All have turned aside; together they have become worthless;
no one does good,
not even one.”
Romans 3:10–12 ESV
Paul is not describing a particularly bad generation. He is describing humanity as such. Across cultures. Across eras. Across systems.
The last hundred years of human history has tested the modern lie about human goodness at a scale rarely seen before.
The twentieth century was dominated by ideologies that explicitly denied sin. They rejected the idea of a fallen human nature. Evil, they said, was merely the product of class, capital, tradition, religion, or false consciousness. Remove those obstacles and man would become humane.
Instead, we witnessed slaughter on an industrial scale.
Stalin. Mao. Hitler.
These were not religious fanatics acting out biblical commands. They were secular visionaries convinced that man could be perfected through power, planning, and purification. The result was mass graves.
And it was not only the leaders.
Works like “Hitler’s Willing Executioners” make clear that genocide was not carried out primarily by monsters or psychopaths. It was carried out by ordinary people. Clerks. Policemen. Fathers. Neighbors. Men who, when faced with the choice between self sacrifice for strangers or participation in evil for self preservation, overwhelmingly chose the latter.
This is not an anomaly. It is Romans 3 with paperwork.
When sin is denied, it does not disappear. It metastasizes. When guilt is forbidden, violence becomes righteous. When people are declared good by nature, those who stand in the way of progress become expendable.
The Bible is not surprised by this. It predicts it.
This fundamental lie about human goodnessnow governs how we educate children and administer justice.
In education, discipline is treated as harm. Moral instruction is treated as oppression. Children are assumed to be naturally good, so correction is replaced with affirmation. The result is not freedom but confusion. When formation is withheld, children do not remain innocent. They become undisciplined, anxious, and easily manipulated.
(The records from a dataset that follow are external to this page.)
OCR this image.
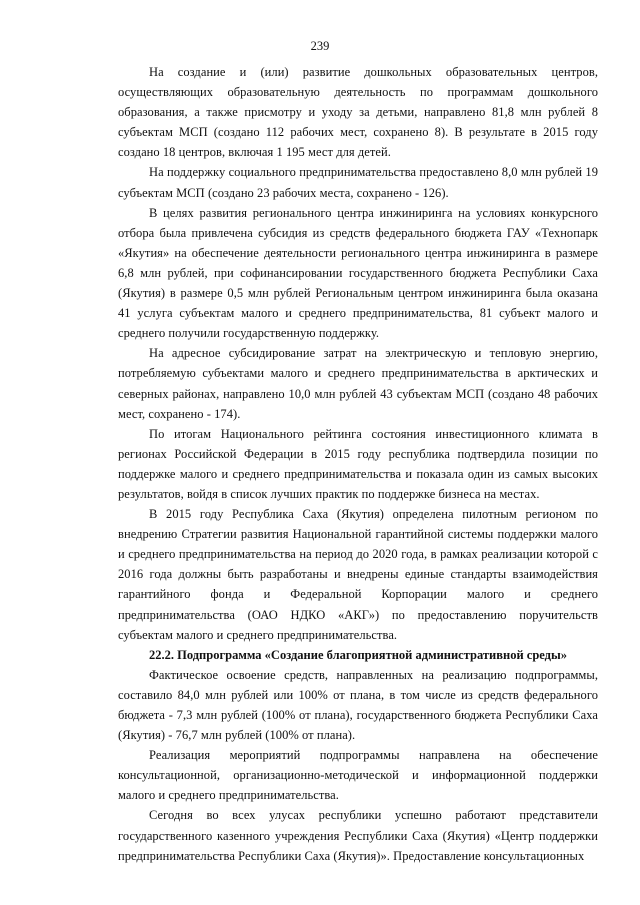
239

На создание и (или) развитие дошкольных образовательных центров, осуществляющих образовательную деятельность по программам дошкольного образования, а также присмотру и уходу за детьми, направлено 81,8 млн рублей 8 субъектам МСП (создано 112 рабочих мест, сохранено 8). В результате в 2015 году создано 18 центров, включая 1 195 мест для детей.

На поддержку социального предпринимательства предоставлено 8,0 млн рублей 19 субъектам МСП (создано 23 рабочих места, сохранено - 126).

В целях развития регионального центра инжиниринга на условиях конкурсного отбора была привлечена субсидия из средств федерального бюджета ГАУ «Технопарк «Якутия» на обеспечение деятельности регионального центра инжиниринга в размере 6,8 млн рублей, при софинансировании государственного бюджета Республики Саха (Якутия) в размере 0,5 млн рублей Региональным центром инжиниринга была оказана 41 услуга субъектам малого и среднего предпринимательства, 81 субъект малого и среднего получили государственную поддержку.

На адресное субсидирование затрат на электрическую и тепловую энергию, потребляемую субъектами малого и среднего предпринимательства в арктических и северных районах, направлено 10,0 млн рублей 43 субъектам МСП (создано 48 рабочих мест, сохранено - 174).

По итогам Национального рейтинга состояния инвестиционного климата в регионах Российской Федерации в 2015 году республика подтвердила позиции по поддержке малого и среднего предпринимательства и показала один из самых высоких результатов, войдя в список лучших практик по поддержке бизнеса на местах.

В 2015 году Республика Саха (Якутия) определена пилотным регионом по внедрению Стратегии развития Национальной гарантийной системы поддержки малого и среднего предпринимательства на период до 2020 года, в рамках реализации которой с 2016 года должны быть разработаны и внедрены единые стандарты взаимодействия гарантийного фонда и Федеральной Корпорации малого и среднего предпринимательства (ОАО НДКО «АКГ») по предоставлению поручительств субъектам малого и среднего предпринимательства.

22.2. Подпрограмма «Создание благоприятной административной среды»

Фактическое освоение средств, направленных на реализацию подпрограммы, составило 84,0 млн рублей или 100% от плана, в том числе из средств федерального бюджета - 7,3 млн рублей (100% от плана), государственного бюджета Республики Саха (Якутия) - 76,7 млн рублей (100% от плана).

Реализация мероприятий подпрограммы направлена на обеспечение консультационной, организационно-методической и информационной поддержки малого и среднего предпринимательства.

Сегодня во всех улусах республики успешно работают представители государственного казенного учреждения Республики Саха (Якутия) «Центр поддержки предпринимательства Республики Саха (Якутия)». Предоставление консультационных
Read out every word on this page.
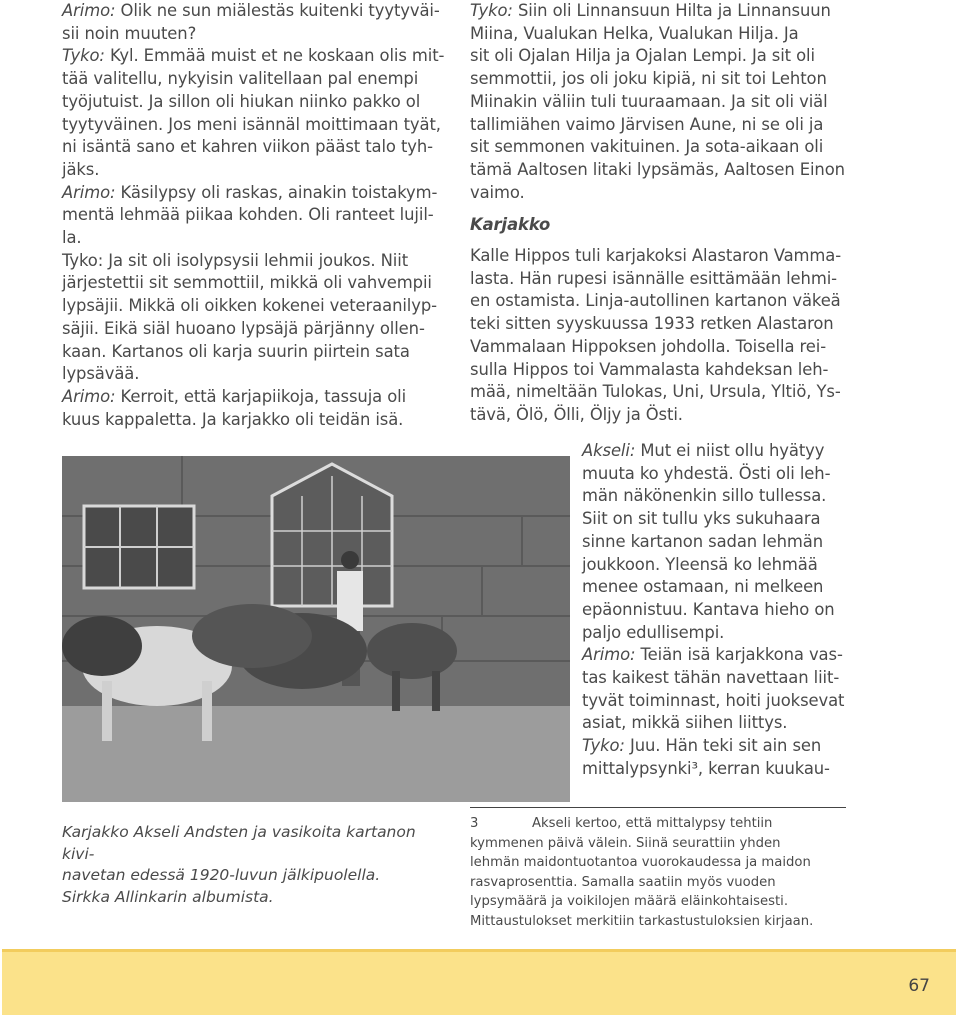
Arimo: Olik ne sun miälestäs kuitenki tyytyväi-

sii noin muuten?

Tyko: Kyl. Emmää muist et ne koskaan olis mit-

tää valitellu, nykyisin valitellaan pal enempi

työjutuist. Ja sillon oli hiukan niinko pakko ol

tyytyväinen. Jos meni isännäl moittimaan tyät,

ni isäntä sano et kahren viikon pääst talo tyh-

jäks.

Arimo: Käsilypsy oli raskas, ainakin toistakym-

mentä lehmää piikaa kohden. Oli ranteet lujil-

la.

Tyko: Ja sit oli isolypsysii lehmii joukos. Niit

järjestettii sit semmottiil, mikkä oli vahvempii

lypsäjii. Mikkä oli oikken kokenei veteraanilyp-

säjii. Eikä siäl huoano lypsäjä pärjänny ollen-

kaan. Kartanos oli karja suurin piirtein sata

lypsävää.

Arimo: Kerroit, että karjapiikoja, tassuja oli

kuus kappaletta. Ja karjakko oli teidän isä.

Tyko: Siin oli Linnansuun Hilta ja Linnansuun

Miina, Vualukan Helka, Vualukan Hilja. Ja

sit oli Ojalan Hilja ja Ojalan Lempi. Ja sit oli

semmottii, jos oli joku kipiä, ni sit toi Lehton

Miinakin väliin tuli tuuraamaan. Ja sit oli viäl

tallimiähen vaimo Järvisen Aune, ni se oli ja

sit semmonen vakituinen. Ja sota-aikaan oli

tämä Aaltosen litaki lypsämäs, Aaltosen Einon

vaimo.

Karjakko

Kalle Hippos tuli karjakoksi Alastaron Vamma-

lasta. Hän rupesi isännälle esittämään lehmi-

en ostamista. Linja-autollinen kartanon väkeä

teki sitten syyskuussa 1933 retken Alastaron

Vammalaan Hippoksen johdolla. Toisella rei-

sulla Hippos toi Vammalasta kahdeksan leh-

mää, nimeltään Tulokas, Uni, Ursula, Yltiö, Ys-

tävä, Ölö, Ölli, Öljy ja Östi.

Akseli: Mut ei niist ollu hyätyy

muuta ko yhdestä. Östi oli leh-

män näkönenkin sillo tullessa.

Siit on sit tullu yks sukuhaara

sinne kartanon sadan lehmän

joukkoon. Yleensä ko lehmää

menee ostamaan, ni melkeen

epäonnistuu. Kantava hieho on

paljo edullisempi.

Arimo: Teiän isä karjakkona vas-

tas kaikest tähän navettaan liit-

tyvät toiminnast, hoiti juoksevat

asiat, mikkä siihen liittys.

Tyko: Juu. Hän teki sit ain sen

mittalypsynki³, kerran kuukau-

Karjakko Akseli Andsten ja vasikoita kartanon kivi-

navetan edessä 1920-luvun jälkipuolella.

Sirkka Allinkarin albumista.

3	Akseli kertoo, että mittalypsy tehtiin
kymmenen päivä välein. Siinä seurattiin yhden
lehmän maidontuotantoa vuorokaudessa ja maidon
rasvaprosenttia. Samalla saatiin myös vuoden
lypsymäärä ja voikilojen määrä eläinkohtaisesti.
Mittaustulokset merkitiin tarkastustuloksien kirjaan.
67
In criminal justice, guilt is softened into pathology. Crime is explained endlessly and punished reluctantly. Responsibility is diffused until no one is accountable. Victims are forgotten in favor of narratives about offenders. Mercy is demanded without repentance. Compassion is severed from truth.
A society that denies sin cannot administer justice. It can only oscillate between naivety and rage.
If man is basically good, sin becomes a misunderstanding. Repentance becomes unnecessary. Judgment becomes offensive. Salvation becomes optional.
If man is basically good, the problem is always out there. The solution is always reform. The hero is always us.
This lie preserves self esteem at the cost of truth.
Christianity does not teach that people are worthless. It teaches that people are made in the image of God and fallen. Dignity and depravity exist together.
This is why Christianity can speak of forgiveness without naivety and mercy without denial. It can restrain evil without despair and offer hope without illusion. You cannot heal what you refuse to name.
If man is basically good, the Cross is unnecessary.
If man were merely confused, instruction would have been enough. If man were simply wounded, therapy would have sufficed.
But man is sinful. And sin requires atonement.
Jesus did not come to affirm us. He came to redeem us.
The lie about man is not academic. It shapes how you raise children. How you vote. How you forgive. How you guard your heart. How you understand yourself.
You are not basically good. And that is not an insult. It is the beginning of wisdom.
Only a realistic view of sin makes grace intelligible. Only a sober view of the human heart makes salvation precious. The TRUTH will in fact set us free.
Clayton Wood is a Knoxville Lawyer, Pastor and community leader.